The abovementioned approaches are subjected to two limitations including: 1) they didn’t employ the keypoints-detection annotated dataset, which is low-cost for annotation and has a potential to assist the spine segmentation task since it contains sufficient semantic information for spine segmentation; 2) the auxiliary task trained by the weakly-supervised dataset only explicitly affects the main task (i.e., segmentation) in the feature space, but not in the prediction space. Differently, our work focus on exploiting the keypoints-detection annotated dataset to facilitate spine segmentation and the auxiliary task (i.e., keypoints detection) in our approach explicitly guides the main task in both the feature space and prediction space. Moreover, no study in terms of the mixed-supervised segmentation network exists in spine segmentation for MR images.

The multi-task learning network is aimed at improving network performance by learning multiple tasks simultaneously. Zhang et al. (2020) presented a multi-task relational learning network (MRLN) for vertebrae detection (i.e., localization and identification) and segmentation. They introduced a co-attention module in the forward propagation procedure to learn the correlation information between two tasks, which alleviated the overfitting of a single task. Nie et al. (2018) proposed a novel parsing induced learner (PIL) to exploit human parsing information to effectively assist keypoints detection by adaptive convolution, whose dynamic parameters were generated by PIL. Inspired by PIL but different from it, the proposed approach exploits the keypoints detection task to assist the parsing (i.e., segmentation) task.

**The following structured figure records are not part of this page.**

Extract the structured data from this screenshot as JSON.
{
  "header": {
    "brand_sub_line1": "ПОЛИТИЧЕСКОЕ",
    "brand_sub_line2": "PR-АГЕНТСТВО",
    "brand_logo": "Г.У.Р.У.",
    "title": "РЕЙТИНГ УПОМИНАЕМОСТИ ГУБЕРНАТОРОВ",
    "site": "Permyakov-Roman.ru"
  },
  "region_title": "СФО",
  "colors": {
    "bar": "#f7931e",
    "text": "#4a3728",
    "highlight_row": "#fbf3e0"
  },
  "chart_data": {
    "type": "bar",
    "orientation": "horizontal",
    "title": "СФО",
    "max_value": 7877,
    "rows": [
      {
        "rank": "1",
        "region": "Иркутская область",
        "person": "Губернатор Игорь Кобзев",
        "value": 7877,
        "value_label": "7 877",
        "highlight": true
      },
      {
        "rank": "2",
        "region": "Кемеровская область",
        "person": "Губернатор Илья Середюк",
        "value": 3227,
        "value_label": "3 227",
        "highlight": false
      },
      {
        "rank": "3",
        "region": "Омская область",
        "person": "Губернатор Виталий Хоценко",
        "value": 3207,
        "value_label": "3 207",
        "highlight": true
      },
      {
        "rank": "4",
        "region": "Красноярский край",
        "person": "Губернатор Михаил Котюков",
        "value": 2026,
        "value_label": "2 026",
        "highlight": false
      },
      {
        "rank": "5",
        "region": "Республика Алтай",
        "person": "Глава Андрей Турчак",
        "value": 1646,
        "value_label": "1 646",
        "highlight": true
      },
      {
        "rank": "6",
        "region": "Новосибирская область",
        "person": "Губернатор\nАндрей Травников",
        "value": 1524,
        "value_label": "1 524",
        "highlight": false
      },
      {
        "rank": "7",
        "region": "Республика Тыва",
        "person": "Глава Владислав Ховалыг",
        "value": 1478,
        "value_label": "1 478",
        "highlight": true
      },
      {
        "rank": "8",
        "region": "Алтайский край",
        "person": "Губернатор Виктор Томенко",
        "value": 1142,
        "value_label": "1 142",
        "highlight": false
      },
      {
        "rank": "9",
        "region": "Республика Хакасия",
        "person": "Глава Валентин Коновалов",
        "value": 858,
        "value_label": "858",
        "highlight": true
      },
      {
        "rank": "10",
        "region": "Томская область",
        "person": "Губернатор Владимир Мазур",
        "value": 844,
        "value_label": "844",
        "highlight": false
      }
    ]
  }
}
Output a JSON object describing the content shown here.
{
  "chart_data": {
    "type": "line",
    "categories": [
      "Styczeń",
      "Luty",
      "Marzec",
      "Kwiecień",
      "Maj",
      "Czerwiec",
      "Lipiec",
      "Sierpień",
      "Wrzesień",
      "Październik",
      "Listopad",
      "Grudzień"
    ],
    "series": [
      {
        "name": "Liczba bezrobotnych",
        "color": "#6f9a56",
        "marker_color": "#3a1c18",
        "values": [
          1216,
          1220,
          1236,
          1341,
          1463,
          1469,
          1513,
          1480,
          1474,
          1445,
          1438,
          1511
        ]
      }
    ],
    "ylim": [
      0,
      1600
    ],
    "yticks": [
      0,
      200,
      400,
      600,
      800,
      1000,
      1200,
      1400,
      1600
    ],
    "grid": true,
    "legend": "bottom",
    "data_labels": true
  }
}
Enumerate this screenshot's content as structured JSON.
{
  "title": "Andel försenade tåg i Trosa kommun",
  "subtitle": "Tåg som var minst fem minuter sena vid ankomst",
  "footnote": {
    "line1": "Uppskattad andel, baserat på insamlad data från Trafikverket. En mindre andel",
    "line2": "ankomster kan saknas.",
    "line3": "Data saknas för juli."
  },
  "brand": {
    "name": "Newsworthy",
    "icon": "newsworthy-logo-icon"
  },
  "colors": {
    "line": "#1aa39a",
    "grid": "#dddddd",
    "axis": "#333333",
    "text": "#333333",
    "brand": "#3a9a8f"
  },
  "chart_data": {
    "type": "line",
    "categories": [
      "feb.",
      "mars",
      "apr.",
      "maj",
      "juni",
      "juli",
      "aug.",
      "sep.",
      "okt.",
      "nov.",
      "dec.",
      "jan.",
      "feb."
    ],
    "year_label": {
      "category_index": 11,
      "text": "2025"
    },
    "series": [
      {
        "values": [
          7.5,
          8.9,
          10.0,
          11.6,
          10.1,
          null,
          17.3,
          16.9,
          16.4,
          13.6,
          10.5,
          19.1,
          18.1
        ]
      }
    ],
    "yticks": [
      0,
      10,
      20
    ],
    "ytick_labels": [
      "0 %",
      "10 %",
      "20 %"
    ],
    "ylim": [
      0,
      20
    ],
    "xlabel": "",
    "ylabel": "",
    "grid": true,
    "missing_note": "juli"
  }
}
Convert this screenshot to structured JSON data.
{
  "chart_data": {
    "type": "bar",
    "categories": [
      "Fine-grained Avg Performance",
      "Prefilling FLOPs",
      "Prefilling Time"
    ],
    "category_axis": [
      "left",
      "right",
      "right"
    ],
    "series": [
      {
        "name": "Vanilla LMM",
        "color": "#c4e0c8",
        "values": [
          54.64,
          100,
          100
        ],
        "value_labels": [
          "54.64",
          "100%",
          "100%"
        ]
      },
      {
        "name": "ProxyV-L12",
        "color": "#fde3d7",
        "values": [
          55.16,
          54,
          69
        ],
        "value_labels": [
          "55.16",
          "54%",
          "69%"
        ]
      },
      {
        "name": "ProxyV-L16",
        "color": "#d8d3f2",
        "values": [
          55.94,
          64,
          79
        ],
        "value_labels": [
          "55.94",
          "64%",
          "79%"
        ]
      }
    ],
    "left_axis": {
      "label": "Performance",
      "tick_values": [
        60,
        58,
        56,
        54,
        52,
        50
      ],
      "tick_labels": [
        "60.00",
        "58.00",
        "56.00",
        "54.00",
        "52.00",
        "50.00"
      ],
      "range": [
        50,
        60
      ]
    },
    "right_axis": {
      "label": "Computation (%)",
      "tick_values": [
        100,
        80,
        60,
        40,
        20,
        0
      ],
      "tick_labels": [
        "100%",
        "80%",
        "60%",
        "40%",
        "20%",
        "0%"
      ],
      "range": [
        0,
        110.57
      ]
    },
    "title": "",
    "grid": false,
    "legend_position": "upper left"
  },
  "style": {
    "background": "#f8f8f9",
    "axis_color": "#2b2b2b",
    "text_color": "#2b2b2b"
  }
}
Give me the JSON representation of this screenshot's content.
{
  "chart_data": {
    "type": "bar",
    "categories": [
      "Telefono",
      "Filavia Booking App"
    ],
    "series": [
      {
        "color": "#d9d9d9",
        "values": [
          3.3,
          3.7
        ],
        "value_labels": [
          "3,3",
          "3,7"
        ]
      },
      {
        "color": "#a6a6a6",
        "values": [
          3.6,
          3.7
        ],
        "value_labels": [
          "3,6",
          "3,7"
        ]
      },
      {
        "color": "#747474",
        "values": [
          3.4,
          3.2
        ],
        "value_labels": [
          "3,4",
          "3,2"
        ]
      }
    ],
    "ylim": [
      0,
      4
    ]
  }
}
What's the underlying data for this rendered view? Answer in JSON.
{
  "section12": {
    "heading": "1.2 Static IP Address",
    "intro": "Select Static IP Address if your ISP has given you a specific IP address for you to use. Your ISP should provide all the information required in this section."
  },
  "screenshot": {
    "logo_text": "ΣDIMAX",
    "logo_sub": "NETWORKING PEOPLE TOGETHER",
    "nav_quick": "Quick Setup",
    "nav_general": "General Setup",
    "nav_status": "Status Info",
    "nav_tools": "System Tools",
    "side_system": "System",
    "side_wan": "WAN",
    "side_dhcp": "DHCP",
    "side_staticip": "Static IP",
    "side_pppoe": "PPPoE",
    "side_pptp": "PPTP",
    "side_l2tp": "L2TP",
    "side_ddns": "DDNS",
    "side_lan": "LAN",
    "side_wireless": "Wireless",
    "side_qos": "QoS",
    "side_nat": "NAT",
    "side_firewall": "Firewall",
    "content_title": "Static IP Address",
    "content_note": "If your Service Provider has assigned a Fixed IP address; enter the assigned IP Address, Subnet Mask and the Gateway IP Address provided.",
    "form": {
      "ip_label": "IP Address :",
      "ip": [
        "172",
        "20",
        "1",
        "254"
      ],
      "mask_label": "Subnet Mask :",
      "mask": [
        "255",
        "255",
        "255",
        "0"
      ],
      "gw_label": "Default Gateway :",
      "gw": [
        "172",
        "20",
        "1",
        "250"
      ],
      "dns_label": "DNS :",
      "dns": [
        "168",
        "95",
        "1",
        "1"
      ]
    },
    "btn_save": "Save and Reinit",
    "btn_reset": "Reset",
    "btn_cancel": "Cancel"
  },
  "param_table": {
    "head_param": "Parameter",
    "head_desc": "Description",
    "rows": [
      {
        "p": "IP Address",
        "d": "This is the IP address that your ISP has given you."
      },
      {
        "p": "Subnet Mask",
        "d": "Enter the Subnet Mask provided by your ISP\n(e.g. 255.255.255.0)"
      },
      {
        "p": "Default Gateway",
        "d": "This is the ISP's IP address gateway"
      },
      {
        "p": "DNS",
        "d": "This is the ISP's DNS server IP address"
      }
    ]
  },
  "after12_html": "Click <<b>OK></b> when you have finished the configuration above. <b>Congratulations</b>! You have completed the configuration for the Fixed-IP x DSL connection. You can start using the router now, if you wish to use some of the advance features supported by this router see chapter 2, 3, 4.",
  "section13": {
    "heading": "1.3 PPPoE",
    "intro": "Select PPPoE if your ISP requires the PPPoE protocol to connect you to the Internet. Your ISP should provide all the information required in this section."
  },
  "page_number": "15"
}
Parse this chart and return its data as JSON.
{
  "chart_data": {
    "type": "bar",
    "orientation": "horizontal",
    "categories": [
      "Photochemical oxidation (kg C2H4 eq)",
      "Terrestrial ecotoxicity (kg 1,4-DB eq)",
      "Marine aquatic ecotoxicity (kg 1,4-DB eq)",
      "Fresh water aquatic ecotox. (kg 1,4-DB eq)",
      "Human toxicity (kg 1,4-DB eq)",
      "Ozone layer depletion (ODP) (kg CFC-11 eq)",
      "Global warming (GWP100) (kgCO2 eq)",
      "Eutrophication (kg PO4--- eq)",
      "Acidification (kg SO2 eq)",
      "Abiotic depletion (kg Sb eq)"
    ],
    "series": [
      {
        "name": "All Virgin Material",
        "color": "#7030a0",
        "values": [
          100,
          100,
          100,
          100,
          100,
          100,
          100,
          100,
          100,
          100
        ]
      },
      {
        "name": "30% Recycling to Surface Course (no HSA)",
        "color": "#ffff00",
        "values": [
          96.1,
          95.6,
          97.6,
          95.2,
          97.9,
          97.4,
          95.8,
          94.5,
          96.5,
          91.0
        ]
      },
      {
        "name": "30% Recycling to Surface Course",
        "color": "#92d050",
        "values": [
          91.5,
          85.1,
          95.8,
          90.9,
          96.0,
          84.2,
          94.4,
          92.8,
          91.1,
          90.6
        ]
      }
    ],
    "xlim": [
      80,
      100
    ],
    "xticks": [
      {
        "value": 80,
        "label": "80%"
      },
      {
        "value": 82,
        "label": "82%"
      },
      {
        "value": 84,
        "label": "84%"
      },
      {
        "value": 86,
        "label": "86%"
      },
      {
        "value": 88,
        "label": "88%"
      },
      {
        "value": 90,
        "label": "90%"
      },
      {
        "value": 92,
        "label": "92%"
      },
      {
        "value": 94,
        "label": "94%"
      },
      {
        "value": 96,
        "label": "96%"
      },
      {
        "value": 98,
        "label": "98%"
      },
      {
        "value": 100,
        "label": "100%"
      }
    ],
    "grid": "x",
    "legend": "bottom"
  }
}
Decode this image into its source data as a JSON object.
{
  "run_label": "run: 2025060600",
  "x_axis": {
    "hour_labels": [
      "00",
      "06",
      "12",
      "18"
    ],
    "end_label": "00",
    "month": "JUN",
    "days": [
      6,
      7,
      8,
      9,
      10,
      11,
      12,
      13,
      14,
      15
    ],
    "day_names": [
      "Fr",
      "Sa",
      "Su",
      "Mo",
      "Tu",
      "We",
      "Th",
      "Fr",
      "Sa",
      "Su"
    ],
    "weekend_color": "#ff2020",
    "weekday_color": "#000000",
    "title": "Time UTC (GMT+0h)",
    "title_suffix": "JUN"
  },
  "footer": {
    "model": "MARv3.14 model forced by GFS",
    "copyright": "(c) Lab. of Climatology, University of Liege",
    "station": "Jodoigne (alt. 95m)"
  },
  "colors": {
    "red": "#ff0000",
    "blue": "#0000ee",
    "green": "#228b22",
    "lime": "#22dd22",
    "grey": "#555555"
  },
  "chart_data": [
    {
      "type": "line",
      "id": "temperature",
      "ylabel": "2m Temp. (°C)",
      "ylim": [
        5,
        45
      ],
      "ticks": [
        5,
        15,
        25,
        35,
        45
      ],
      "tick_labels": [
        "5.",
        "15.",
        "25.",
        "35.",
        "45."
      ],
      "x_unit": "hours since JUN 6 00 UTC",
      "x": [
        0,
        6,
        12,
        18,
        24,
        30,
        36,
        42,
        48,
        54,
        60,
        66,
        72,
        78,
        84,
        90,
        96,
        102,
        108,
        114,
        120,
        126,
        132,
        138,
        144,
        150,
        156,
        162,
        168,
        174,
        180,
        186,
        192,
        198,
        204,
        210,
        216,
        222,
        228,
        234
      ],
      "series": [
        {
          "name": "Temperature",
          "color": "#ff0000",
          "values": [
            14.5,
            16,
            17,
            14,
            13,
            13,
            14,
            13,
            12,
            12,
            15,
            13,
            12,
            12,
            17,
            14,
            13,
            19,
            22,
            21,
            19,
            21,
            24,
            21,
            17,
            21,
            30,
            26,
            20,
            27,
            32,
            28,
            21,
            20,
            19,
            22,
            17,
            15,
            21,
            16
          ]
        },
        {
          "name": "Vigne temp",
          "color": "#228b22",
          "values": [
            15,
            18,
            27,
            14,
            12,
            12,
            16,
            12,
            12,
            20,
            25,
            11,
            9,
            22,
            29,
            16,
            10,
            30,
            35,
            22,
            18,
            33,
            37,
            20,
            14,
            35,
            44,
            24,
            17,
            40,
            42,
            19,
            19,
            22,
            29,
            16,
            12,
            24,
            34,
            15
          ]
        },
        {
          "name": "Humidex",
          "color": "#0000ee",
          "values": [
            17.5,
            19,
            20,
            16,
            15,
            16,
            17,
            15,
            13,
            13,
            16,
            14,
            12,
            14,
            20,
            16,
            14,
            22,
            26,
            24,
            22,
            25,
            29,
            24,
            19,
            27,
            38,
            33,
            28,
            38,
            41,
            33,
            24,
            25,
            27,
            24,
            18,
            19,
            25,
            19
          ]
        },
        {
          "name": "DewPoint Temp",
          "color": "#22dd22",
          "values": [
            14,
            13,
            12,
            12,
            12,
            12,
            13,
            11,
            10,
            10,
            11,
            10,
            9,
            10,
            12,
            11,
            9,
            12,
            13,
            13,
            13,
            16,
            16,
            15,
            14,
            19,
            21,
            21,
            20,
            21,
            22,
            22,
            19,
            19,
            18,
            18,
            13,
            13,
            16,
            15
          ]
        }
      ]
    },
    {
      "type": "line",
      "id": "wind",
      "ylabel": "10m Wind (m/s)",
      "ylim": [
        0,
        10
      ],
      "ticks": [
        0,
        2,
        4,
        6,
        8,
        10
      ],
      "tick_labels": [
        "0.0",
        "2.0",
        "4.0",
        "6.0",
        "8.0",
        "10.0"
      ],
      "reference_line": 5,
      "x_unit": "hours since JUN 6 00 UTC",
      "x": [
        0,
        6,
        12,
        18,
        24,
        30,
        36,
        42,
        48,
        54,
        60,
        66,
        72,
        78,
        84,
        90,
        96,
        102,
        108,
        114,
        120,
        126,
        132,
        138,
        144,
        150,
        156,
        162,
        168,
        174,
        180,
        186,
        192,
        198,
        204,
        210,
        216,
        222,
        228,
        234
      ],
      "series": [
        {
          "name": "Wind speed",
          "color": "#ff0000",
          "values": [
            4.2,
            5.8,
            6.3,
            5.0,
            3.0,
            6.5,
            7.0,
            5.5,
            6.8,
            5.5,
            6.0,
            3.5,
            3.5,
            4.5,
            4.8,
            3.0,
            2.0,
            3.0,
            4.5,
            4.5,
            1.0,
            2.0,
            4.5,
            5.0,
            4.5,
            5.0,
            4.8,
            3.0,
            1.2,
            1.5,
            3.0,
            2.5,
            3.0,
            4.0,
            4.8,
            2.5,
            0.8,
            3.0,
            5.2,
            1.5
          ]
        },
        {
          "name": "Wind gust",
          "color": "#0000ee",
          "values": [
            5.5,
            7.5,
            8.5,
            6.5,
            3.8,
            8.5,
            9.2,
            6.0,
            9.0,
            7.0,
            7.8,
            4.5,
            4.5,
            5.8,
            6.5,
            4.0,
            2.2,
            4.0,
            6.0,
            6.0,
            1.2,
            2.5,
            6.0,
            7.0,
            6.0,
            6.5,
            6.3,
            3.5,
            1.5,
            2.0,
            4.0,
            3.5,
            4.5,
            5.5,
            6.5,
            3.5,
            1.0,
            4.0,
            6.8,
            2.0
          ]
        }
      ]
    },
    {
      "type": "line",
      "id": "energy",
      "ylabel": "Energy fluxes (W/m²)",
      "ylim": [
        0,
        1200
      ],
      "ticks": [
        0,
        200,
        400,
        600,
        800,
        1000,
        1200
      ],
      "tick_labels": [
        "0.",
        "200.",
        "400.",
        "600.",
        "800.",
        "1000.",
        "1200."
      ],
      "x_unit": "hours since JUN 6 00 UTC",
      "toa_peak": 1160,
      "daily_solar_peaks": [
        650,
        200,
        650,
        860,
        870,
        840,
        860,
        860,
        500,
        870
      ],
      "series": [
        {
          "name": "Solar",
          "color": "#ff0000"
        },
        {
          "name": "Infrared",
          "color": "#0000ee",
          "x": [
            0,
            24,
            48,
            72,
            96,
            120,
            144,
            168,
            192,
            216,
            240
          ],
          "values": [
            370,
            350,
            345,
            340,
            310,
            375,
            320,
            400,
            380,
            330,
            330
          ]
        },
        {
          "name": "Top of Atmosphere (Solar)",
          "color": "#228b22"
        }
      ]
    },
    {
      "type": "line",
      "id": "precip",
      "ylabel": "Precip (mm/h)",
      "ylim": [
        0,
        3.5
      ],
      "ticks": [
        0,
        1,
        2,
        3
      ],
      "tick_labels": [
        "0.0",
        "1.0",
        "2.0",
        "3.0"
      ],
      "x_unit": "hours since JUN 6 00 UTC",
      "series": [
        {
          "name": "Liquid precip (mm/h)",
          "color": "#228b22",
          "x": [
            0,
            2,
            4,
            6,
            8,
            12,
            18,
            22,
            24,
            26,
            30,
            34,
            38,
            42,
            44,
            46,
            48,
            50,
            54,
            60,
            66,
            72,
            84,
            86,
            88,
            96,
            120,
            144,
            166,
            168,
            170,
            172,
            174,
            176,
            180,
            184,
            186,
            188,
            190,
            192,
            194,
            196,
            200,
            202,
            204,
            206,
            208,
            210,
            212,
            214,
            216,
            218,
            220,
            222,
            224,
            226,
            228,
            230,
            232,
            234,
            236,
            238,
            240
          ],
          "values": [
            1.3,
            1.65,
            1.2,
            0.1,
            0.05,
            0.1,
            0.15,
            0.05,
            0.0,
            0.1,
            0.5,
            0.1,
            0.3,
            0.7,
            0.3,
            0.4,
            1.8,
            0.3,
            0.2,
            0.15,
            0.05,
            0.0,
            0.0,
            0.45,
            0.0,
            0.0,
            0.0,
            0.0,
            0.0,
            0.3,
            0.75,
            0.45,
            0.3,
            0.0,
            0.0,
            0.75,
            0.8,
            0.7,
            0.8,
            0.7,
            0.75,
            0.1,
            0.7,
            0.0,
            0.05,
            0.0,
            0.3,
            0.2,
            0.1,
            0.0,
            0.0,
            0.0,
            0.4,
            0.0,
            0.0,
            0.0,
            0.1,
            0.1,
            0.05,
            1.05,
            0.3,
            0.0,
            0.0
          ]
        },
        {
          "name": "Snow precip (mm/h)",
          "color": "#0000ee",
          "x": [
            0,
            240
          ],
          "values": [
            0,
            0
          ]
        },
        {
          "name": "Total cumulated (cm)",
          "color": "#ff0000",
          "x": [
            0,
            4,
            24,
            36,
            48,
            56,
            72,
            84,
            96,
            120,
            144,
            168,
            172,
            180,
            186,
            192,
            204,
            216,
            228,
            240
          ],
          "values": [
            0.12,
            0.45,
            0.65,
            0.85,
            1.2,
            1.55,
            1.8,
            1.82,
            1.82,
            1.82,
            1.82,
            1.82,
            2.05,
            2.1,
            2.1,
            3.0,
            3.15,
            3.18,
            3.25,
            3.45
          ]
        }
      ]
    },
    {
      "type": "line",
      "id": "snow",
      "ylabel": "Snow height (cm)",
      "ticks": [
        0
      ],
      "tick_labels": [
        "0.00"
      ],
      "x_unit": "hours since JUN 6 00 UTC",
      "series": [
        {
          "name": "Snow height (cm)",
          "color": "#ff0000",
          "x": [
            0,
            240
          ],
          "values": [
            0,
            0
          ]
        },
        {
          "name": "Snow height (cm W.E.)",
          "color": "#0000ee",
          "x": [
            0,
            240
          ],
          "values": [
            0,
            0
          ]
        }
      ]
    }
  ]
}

The loss function of multi-task learning is usually a weighted combination of multiple losses for the tasks. How to set the loss weights of different tasks is a challenge. Handcrafted task weighting (e.g., grid search) is a simple approach for setting the loss weights. But the calculation cost is exponentially increasing with the number of tasks. Thus increasing researches emerge in automated loss weights learning for multi-task learning. Existing approaches are divided into three categories including gradient-based weights learning (Chen, Badrinarayanan, Lee, Rabinovich, 2018, Jha, Kumar, Banerjee, Chaudhuri, 2020), uncertainty-based weights learning (Kendall et al., 2018), and loss value-based weights learning (Liu et al., 2019). Among these approaches, a fixed trained model is used for testing. In other words, all test images share the same loss weights learning procedure, which limits the generalization of the model. Moreover, these loss weights learning approaches would introduce additional hyper-parameters, which is not cost-effective if there is only one loss weight to be learned.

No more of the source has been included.